Les buralistes occupent une place singulière dans cet écosystème. Ils sont à la fois commerçants indépendants et préposés de l’administration, en lien direct avec l’État.
À ce titre, ils assument bien plus qu’une activité économique : ils expliquent, orientent, rassurent, rendent service.
Ils incarnent, au quotidien, une présence institutionnelle humaine, accessible, non abstraite.
Dans de nombreuses communes, le bar-tabac, comme d’autres commerces de rue ou points de service, est devenu un lieu d’échange informel, souvent le dernier.
Un endroit où l’on parle de tout, y compris de ce qui ne trouve plus de guichet dédié.

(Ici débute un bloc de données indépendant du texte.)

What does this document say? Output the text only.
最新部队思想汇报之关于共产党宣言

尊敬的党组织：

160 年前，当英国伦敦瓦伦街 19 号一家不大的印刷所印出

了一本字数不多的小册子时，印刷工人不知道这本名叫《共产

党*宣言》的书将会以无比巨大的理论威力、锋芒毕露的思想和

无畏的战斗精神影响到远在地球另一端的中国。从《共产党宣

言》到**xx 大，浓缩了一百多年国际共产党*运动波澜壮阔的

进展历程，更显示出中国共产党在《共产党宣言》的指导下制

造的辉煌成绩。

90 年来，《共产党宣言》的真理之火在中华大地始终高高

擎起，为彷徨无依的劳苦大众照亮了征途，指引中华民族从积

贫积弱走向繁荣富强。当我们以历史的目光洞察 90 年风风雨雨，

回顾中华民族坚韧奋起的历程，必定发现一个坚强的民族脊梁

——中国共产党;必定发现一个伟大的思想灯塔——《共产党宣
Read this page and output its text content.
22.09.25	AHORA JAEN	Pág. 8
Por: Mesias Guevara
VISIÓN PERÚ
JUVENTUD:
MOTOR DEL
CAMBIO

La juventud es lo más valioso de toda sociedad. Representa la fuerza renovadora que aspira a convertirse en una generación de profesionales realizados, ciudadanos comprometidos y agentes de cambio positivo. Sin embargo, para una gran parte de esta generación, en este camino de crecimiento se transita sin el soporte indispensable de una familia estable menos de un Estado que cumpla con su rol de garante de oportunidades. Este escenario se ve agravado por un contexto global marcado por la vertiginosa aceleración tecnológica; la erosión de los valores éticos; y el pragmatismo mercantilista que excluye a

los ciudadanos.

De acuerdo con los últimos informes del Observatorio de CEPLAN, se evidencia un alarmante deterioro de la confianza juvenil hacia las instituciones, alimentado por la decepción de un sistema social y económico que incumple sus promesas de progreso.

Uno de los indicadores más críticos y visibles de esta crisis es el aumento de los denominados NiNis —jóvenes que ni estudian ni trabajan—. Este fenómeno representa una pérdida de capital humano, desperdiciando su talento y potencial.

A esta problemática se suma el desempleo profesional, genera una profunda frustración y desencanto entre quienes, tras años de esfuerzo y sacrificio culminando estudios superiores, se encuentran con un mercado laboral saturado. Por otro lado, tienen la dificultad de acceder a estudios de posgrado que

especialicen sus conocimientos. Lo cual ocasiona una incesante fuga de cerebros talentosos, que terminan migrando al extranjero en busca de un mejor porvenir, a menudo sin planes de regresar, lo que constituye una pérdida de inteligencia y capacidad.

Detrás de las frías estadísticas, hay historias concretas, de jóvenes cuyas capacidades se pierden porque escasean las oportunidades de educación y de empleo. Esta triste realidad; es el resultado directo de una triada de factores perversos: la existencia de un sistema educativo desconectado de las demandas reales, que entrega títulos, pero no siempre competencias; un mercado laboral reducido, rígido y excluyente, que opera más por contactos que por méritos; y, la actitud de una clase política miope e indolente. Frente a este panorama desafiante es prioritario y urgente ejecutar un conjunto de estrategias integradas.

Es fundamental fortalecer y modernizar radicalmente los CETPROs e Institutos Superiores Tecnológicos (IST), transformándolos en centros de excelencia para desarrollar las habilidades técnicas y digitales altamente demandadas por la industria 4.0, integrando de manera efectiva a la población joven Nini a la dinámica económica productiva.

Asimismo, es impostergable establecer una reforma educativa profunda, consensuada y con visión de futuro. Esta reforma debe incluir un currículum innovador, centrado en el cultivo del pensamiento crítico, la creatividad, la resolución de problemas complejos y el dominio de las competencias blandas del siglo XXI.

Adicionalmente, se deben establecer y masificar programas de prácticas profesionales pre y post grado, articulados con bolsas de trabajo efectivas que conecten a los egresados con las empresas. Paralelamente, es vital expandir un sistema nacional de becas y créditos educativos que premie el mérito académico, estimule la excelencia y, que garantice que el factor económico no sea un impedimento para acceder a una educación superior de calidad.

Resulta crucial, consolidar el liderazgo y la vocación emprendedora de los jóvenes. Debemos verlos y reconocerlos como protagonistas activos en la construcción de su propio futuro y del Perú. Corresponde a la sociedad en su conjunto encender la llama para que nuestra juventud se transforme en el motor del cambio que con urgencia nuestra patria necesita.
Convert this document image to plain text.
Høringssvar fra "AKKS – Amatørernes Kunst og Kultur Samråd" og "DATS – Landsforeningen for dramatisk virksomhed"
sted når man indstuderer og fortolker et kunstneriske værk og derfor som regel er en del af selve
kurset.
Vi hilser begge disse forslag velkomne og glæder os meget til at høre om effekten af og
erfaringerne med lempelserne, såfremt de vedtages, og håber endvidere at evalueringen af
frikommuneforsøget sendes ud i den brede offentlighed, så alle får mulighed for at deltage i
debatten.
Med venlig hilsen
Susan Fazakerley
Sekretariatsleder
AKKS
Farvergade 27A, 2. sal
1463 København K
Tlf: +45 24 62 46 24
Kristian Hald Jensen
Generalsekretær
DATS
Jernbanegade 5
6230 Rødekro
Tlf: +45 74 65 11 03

Là où ces relais disparaissent, ce n’est pas seulement l’offre commerciale qui recule, c’est la lisibilité du territoire qui s’efface.
En parallèle, l’activité se concentre dans des hubs commerciaux périphériques ou bascule vers le tout-numérique. Des modèles efficaces et rationnels mais qui produisent peu de relation. On y consomme, on n’y dialogue pas. Or, à l’échelle locale, la démocratie se nourrit aussi de ces échanges ordinaires, non médiatisés, non scénarisés.
À l’approche des municipales, puis des présidentielles, la question mérite d’être posée sereinement :
Comment prétendre recréer de la confiance sans lieux pour l’exercer ?
Comment parler de proximité sans acteurs pour l’incarner ?
Défendre le réseau des buralistes et des commerces de proximité n’est ni nostalgique ni corporatiste.
C’est reconnaître qu’ils constituent une infrastructure civique discrète, un amortisseur social, un capteur précoce des fragilités territoriales.